All levels of government recognize that greater standardization and harmonization will lead to the production of comparable data across the country. Without a harmonized approach to surveillance, systems are not likely to be interoperable. Areas of opportunity include, but are not limited to, working with surveillance partners on:
- data content, including standards and definitions
- data management processes, including secure transfer and storage of data and data access
- technological platforms and tools
- electronic health records.
Once developed, the Public Health Agency should continue to work with its partners to identify and resolve implementation issues.
The Public Health Agency should assume a leadership role in working with surveillance partners towards greater consistency of surveillance practices and processes, and where feasible, explore opportunities within the Public Health Agency for integration and linkages among its own surveillance systems and programs.
The Public Health Agency can further strengthen its surveillance function by improving its governance and performance measurement functions.

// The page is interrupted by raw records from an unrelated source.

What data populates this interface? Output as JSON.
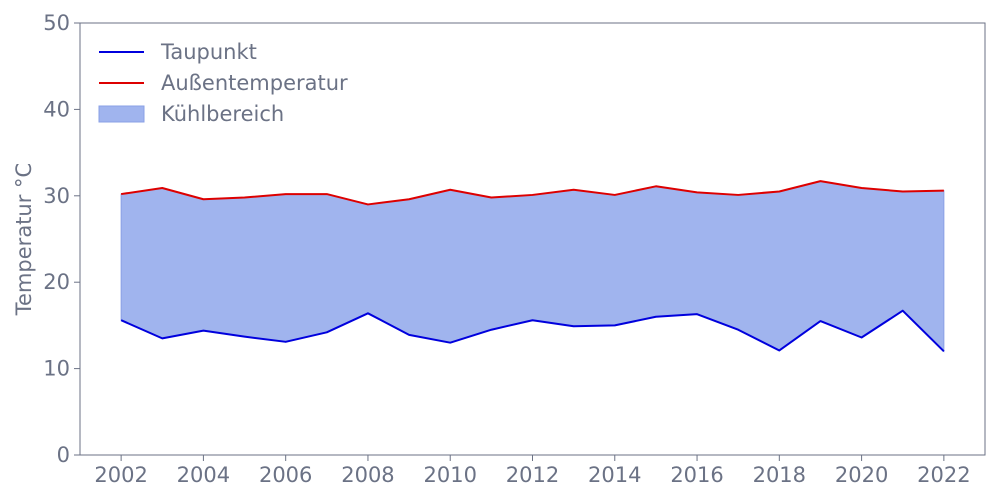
{
  "chart_data": {
    "type": "line",
    "title": "",
    "xlabel": "",
    "ylabel": "Temperatur °C",
    "xlim": [
      2001,
      2023
    ],
    "ylim": [
      0,
      50
    ],
    "xticks": [
      2002,
      2004,
      2006,
      2008,
      2010,
      2012,
      2014,
      2016,
      2018,
      2020,
      2022
    ],
    "yticks": [
      0,
      10,
      20,
      30,
      40,
      50
    ],
    "grid": false,
    "legend_position": "top-left",
    "x": [
      2002,
      2003,
      2004,
      2005,
      2006,
      2007,
      2008,
      2009,
      2010,
      2011,
      2012,
      2013,
      2014,
      2015,
      2016,
      2017,
      2018,
      2019,
      2020,
      2021,
      2022
    ],
    "series": [
      {
        "name": "Taupunkt",
        "color": "#0000dd",
        "values": [
          15.6,
          13.5,
          14.4,
          13.7,
          13.1,
          14.2,
          16.4,
          13.9,
          13.0,
          14.5,
          15.6,
          14.9,
          15.0,
          16.0,
          16.3,
          14.5,
          12.1,
          15.5,
          13.6,
          16.7,
          12.0
        ]
      },
      {
        "name": "Außentemperatur",
        "color": "#dd0000",
        "values": [
          30.2,
          30.9,
          29.6,
          29.8,
          30.2,
          30.2,
          29.0,
          29.6,
          30.7,
          29.8,
          30.1,
          30.7,
          30.1,
          31.1,
          30.4,
          30.1,
          30.5,
          31.7,
          30.9,
          30.5,
          30.6
        ]
      }
    ],
    "fill_between": {
      "name": "Kühlbereich",
      "color": "#a0b4ee",
      "edge_color": "#8aa0e6",
      "lower_series": "Taupunkt",
      "upper_series": "Außentemperatur"
    },
    "axis_color": "#6b7285"
  }
}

The Public Health Agency’s internal surveillance governance structure, in particular the Surveillance Integration Team, is effective as a forum for horizontal information exchange among programs and for issue management. The Surveillance Integration Team, comprising surveillance experts from across the Public Health Agency, works closely with the Surveillance Coordination Unit to develop a collaborative approach to surveillance. However, it could play a more effective role in defining surveillance priorities and promoting consistent implementation of surveillance initiatives across the Public Health Agency. While there is no requirement to significantly change the existing governance structure, consistent with the findings of the mid-term governance review, key informants noted that there are opportunities to strengthen the key components of the governance structure, including:
- strengthening the role of the Chief Health Surveillance Officer (formerly the Senior Surveillance Advisor) to provide authority for Public Health Agency-wide implementation of surveillance transformation and to ensure program accountability to routinely report progress on implementation of surveillance priorities
- providing the Surveillance Integration Team with a stronger advisory role
- ensuring that the Surveillance Coordination Unit is structured and adequately resourced to support the functions of the Chief Health Surveillance Officer, as well as to coordinate major horizontal initiatives.

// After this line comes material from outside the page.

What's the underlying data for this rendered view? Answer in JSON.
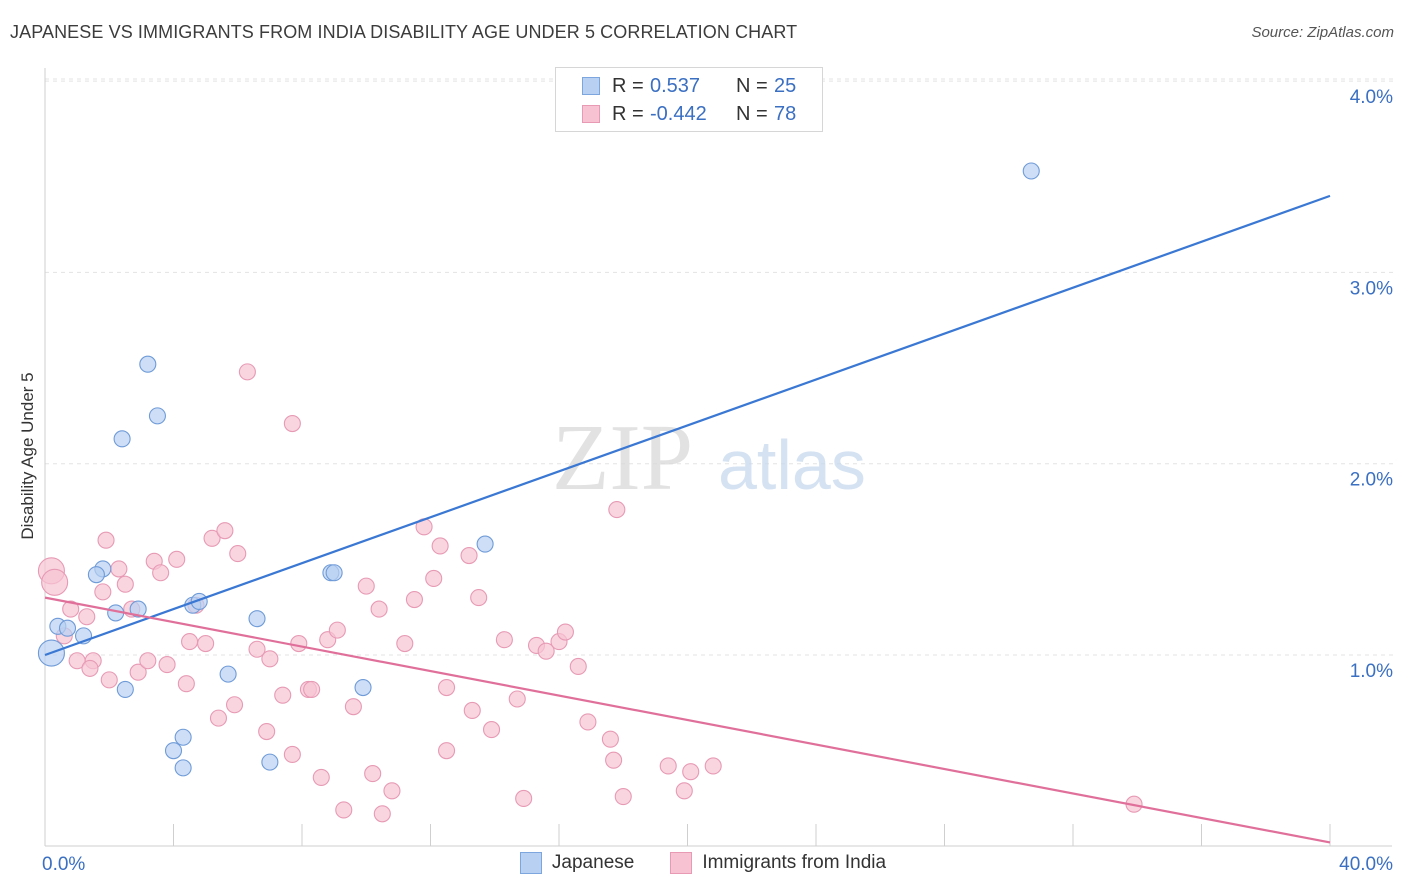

The 2008 May Report of the Auditor General of CanadaFootnote 16 identified that the Public Health Agency needed to measure the performance of its surveillance systems. To address gaps in performance data, the Public Health Agency has developed a performance measurement framework for its surveillance systems. The Public Health Agency should finalize and implement the framework, and develop a plan to monitor economy and efficiency.
Generally, Public Health Agency programs already collect some data to measure the performance of their surveillance systems to guide the ongoing improvement and evaluation of these systems. By implementing the framework for its surveillance systems, programs would report using the core set of indicators which would allow for an assessment of the surveillance function. This assessment would determine if the Public Health Agency’s surveillance function is operating effectively, meeting the needs of stakeholders and providing quality data for public health decision making.
Strengthen the governance and accountability of the Public Health Agency’s surveillance function by:
- providing the components of the governance structure with appropriate authority, accompanied by clearly defined accountabilities for programs
- finalizing and implementing a Public Health Agency-wide performance measurement framework for its surveillance systems, and developing the necessary tools to monitor economy and efficiency.